Ann Leary with The Foundling: A Novel
Moderated by Alex Green, advocate, writer, scholar, and lecturer at Harvard Kennedy School
New York Times bestselling author Ann Leary’s new novel The Foundling is based on a discovery she made while researching her own family’s history: an entry in the 1930s census which shed light on the realm of eugenics.
During the first part of the 20th century, if a young woman was engaged in unlawful behaviors – arrested in a speakeasy or had a child out of wedlock – she was often labelled “feebleminded." With this diagnosis, women as young as age 12 were sent to institutions and forced to remain until they reached menopause. Ann Leary’s grandmother worked at such a place in Pennsylvania, an institution for “Feebleminded Women of Childbearing Age.” It was a eugenics asylum, one of many in this country at that time. This and other things Leary learned about this dark chapter of our history shocked her and inspired her to write The Foundling, about two friends raised in the same orphanage who meet years later at such an institution. Don’t miss the author’s conversation with disability advocate and historian Alex Green about the facts and fiction that still surround the American eugenics movement of the early 20th century.

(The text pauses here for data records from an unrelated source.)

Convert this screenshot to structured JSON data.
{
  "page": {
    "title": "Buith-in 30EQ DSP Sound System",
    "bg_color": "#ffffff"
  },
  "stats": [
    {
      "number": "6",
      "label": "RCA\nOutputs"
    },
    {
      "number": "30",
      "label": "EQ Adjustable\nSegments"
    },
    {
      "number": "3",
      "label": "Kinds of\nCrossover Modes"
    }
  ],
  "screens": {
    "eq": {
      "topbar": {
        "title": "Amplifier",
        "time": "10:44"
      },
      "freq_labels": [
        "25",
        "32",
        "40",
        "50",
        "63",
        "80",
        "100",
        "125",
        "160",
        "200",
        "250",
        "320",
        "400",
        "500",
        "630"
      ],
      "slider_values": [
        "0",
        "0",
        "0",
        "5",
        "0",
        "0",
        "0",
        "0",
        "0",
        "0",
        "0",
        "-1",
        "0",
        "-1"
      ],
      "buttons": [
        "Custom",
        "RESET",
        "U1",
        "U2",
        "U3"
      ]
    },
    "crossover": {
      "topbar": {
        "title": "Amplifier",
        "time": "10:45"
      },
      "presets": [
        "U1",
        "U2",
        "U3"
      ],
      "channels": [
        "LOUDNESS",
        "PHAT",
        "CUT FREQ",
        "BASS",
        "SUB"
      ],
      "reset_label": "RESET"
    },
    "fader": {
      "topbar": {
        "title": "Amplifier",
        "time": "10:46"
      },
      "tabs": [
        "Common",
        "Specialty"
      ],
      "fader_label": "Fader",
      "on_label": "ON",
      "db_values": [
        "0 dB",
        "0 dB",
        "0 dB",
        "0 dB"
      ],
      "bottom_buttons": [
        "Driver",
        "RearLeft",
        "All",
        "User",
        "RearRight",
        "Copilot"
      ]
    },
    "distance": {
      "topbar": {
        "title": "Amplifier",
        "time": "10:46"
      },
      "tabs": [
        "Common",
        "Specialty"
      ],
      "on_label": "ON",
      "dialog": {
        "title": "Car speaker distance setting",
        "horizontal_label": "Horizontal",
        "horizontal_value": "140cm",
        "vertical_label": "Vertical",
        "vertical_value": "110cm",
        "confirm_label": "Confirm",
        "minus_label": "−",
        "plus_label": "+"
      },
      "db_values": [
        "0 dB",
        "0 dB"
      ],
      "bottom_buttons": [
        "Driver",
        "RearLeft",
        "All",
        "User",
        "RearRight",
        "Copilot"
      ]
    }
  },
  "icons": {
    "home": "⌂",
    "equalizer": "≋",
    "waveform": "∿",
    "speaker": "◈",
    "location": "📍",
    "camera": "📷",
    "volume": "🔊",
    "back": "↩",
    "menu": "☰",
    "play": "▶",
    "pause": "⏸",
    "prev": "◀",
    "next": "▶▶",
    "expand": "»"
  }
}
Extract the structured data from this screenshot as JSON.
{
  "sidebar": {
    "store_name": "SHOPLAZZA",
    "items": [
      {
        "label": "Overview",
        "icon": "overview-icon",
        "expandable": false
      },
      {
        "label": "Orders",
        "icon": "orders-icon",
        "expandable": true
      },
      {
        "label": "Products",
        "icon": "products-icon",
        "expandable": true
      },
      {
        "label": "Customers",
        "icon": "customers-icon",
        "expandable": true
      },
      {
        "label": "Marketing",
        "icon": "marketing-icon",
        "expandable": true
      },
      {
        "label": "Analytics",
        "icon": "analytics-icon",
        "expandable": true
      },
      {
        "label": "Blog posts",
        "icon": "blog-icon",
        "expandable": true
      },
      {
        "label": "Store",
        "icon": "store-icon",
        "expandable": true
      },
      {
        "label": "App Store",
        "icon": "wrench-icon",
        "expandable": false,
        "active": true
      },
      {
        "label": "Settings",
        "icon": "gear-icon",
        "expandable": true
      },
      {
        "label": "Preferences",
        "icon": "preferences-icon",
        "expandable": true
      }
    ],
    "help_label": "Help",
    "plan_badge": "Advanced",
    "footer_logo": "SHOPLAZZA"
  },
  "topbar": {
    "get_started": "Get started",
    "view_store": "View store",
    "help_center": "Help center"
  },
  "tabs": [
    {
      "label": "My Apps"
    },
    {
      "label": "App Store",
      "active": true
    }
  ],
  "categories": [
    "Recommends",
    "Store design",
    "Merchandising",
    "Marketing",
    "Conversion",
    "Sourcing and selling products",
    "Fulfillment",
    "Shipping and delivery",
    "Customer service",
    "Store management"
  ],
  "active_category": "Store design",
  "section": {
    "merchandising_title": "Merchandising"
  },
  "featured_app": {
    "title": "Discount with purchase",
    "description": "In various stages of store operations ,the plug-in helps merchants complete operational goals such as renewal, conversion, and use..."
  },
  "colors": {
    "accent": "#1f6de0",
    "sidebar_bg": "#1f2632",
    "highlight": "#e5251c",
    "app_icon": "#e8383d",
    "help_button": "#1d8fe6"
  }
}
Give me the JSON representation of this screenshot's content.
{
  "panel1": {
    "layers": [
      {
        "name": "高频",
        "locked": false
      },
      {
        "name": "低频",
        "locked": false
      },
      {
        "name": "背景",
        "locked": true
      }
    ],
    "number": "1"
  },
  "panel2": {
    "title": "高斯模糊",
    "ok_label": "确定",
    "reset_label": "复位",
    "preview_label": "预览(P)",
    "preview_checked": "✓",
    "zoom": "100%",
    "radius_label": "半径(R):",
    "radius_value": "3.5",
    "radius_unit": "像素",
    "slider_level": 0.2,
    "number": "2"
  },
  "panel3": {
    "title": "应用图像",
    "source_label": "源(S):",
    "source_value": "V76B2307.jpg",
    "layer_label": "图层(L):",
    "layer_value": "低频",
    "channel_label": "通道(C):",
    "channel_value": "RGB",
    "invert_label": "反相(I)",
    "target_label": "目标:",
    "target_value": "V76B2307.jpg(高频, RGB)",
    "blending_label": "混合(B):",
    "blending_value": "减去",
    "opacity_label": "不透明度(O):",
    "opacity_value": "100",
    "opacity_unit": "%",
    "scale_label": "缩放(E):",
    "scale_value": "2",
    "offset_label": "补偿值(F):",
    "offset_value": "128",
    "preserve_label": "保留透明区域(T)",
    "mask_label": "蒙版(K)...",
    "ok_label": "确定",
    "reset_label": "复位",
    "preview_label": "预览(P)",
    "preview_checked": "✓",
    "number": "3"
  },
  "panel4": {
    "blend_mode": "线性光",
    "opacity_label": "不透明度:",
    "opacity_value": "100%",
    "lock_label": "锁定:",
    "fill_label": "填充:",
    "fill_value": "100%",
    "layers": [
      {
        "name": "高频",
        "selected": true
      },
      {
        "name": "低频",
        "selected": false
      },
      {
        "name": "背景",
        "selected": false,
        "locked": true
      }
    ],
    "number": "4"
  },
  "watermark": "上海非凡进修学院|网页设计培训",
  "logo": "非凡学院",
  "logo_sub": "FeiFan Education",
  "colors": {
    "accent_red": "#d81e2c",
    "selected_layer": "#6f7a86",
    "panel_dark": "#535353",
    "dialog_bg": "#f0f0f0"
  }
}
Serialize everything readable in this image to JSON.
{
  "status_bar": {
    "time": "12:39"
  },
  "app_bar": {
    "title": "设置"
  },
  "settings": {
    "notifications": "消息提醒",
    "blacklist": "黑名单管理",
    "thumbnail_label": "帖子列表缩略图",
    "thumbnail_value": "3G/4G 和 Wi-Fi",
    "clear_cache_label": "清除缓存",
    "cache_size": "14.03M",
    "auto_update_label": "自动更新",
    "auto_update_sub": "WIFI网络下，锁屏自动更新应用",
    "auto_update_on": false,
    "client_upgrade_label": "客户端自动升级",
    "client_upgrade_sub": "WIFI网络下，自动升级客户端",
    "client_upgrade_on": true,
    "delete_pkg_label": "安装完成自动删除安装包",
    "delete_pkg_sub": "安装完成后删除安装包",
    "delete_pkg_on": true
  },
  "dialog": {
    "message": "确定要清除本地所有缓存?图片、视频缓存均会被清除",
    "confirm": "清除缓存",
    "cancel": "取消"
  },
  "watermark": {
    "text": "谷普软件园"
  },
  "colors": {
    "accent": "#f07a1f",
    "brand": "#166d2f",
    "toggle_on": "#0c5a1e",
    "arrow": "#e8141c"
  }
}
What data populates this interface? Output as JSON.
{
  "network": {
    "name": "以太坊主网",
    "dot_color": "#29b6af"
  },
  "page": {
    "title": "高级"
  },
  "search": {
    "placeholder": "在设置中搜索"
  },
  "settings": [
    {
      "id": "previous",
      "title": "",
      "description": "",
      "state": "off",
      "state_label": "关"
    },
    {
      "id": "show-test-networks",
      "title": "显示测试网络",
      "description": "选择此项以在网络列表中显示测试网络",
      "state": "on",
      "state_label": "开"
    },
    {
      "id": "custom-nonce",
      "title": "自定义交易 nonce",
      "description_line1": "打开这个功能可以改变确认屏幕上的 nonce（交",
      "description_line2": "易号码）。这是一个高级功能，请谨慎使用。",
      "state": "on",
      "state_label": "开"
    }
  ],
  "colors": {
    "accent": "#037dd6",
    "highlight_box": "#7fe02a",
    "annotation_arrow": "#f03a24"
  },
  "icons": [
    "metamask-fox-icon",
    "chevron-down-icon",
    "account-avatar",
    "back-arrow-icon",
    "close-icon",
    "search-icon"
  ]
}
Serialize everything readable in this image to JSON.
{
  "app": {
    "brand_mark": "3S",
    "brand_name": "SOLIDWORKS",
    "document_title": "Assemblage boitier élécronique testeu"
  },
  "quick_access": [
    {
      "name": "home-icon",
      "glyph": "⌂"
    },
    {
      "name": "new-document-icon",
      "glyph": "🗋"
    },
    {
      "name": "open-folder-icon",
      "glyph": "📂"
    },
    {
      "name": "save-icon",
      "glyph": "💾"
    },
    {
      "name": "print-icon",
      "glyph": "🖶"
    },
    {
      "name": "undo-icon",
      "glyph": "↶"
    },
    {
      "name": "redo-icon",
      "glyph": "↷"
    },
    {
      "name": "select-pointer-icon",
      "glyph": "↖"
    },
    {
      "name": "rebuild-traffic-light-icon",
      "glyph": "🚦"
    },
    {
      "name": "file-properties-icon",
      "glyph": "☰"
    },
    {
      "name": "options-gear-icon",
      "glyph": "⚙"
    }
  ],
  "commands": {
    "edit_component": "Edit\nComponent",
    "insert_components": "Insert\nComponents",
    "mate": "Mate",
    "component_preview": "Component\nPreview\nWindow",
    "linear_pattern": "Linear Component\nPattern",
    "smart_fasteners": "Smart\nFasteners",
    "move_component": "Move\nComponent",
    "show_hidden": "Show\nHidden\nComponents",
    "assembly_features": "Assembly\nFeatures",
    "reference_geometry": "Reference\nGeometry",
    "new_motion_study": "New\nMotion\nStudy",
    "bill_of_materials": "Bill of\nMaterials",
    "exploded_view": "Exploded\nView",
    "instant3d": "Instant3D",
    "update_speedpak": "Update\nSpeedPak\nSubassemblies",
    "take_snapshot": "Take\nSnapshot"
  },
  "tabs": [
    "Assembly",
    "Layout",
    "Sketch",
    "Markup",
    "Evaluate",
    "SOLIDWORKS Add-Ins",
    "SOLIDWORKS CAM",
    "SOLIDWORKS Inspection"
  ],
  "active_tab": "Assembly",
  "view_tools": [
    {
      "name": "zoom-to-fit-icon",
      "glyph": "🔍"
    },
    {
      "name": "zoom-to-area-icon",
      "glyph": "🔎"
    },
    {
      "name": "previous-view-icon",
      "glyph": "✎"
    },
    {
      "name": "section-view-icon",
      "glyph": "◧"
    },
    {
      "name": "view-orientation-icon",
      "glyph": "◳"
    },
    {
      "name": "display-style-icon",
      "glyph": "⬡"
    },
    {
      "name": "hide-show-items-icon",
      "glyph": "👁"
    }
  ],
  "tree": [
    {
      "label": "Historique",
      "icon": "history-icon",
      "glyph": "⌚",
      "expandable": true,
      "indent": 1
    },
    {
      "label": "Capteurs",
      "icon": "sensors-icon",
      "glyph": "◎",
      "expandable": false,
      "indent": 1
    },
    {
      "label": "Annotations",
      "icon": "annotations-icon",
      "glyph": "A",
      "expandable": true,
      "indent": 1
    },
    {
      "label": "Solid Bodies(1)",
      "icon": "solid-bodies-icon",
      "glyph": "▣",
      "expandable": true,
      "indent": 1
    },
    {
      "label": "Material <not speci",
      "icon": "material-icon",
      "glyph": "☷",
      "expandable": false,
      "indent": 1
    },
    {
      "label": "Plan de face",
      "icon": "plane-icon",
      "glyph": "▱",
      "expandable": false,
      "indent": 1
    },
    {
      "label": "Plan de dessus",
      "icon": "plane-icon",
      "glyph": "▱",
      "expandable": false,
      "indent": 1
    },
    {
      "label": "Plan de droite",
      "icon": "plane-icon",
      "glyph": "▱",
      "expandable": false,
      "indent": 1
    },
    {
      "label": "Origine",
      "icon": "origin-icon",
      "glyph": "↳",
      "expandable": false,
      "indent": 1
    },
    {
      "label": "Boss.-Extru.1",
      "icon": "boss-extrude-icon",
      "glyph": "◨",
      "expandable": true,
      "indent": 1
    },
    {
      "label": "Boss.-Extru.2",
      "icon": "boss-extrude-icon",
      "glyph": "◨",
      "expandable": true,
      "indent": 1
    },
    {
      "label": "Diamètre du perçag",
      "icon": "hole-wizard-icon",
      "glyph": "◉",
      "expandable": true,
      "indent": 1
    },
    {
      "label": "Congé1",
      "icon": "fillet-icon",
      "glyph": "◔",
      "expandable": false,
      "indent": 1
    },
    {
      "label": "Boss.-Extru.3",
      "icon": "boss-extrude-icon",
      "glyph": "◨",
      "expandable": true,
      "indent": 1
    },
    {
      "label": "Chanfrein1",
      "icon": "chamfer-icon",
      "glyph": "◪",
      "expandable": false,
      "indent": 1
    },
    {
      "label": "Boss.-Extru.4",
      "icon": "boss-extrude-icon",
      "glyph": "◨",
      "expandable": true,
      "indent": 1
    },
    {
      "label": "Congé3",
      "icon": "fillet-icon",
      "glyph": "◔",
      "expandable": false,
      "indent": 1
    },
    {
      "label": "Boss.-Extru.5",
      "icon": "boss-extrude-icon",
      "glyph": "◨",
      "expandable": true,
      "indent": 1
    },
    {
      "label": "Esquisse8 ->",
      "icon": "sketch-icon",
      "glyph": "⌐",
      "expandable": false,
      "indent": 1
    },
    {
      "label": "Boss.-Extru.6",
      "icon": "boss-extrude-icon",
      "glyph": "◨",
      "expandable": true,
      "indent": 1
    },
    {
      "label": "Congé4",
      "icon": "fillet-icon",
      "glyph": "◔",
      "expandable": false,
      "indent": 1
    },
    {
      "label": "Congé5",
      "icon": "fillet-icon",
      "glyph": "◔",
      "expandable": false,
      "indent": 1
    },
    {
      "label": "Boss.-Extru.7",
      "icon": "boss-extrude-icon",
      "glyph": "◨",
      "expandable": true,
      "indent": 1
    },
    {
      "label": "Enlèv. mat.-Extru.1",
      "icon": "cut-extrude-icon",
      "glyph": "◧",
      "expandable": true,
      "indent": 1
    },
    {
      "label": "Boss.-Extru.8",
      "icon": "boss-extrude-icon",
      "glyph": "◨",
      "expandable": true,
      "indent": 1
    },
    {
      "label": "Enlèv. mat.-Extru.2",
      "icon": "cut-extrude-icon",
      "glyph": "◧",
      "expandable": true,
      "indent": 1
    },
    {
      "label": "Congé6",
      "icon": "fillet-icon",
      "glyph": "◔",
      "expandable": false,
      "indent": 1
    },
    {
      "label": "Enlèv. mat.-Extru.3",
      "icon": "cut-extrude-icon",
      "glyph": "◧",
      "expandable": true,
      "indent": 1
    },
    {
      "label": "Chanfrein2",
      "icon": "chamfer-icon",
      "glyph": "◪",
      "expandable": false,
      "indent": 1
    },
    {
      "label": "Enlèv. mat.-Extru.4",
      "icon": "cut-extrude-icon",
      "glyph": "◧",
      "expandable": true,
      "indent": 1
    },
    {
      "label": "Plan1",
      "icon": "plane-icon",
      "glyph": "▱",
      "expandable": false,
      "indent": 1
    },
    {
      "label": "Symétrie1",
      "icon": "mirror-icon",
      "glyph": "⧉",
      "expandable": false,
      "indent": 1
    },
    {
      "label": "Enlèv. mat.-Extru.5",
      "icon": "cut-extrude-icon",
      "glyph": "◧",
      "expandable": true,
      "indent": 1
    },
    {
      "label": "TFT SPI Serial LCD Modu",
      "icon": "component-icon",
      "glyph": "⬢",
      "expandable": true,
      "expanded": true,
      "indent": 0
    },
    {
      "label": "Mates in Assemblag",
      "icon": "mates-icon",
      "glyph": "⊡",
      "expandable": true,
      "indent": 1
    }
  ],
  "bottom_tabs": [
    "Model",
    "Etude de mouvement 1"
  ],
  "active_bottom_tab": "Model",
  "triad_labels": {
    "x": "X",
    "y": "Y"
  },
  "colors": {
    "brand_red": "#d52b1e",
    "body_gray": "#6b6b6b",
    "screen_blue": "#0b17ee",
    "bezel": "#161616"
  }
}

Ann Leary is the New York Times bestselling author of a memoir and four novels including The Good House. She has written for the New York Times, Ploughshares, National Public Radio, and Redbook, among other publications. Her work has been translated into eighteen languages and adapted for the Amazon Modern Love television series.
Alex Green is a leader in the field of disability research and advocacy. He is writer, scholar, and lecturer at Harvard Kennedy School and has been a fellow at Harvard Law School. His work has appeared in The Boston Globe, The Atlantic, and (with his students) The New York Times.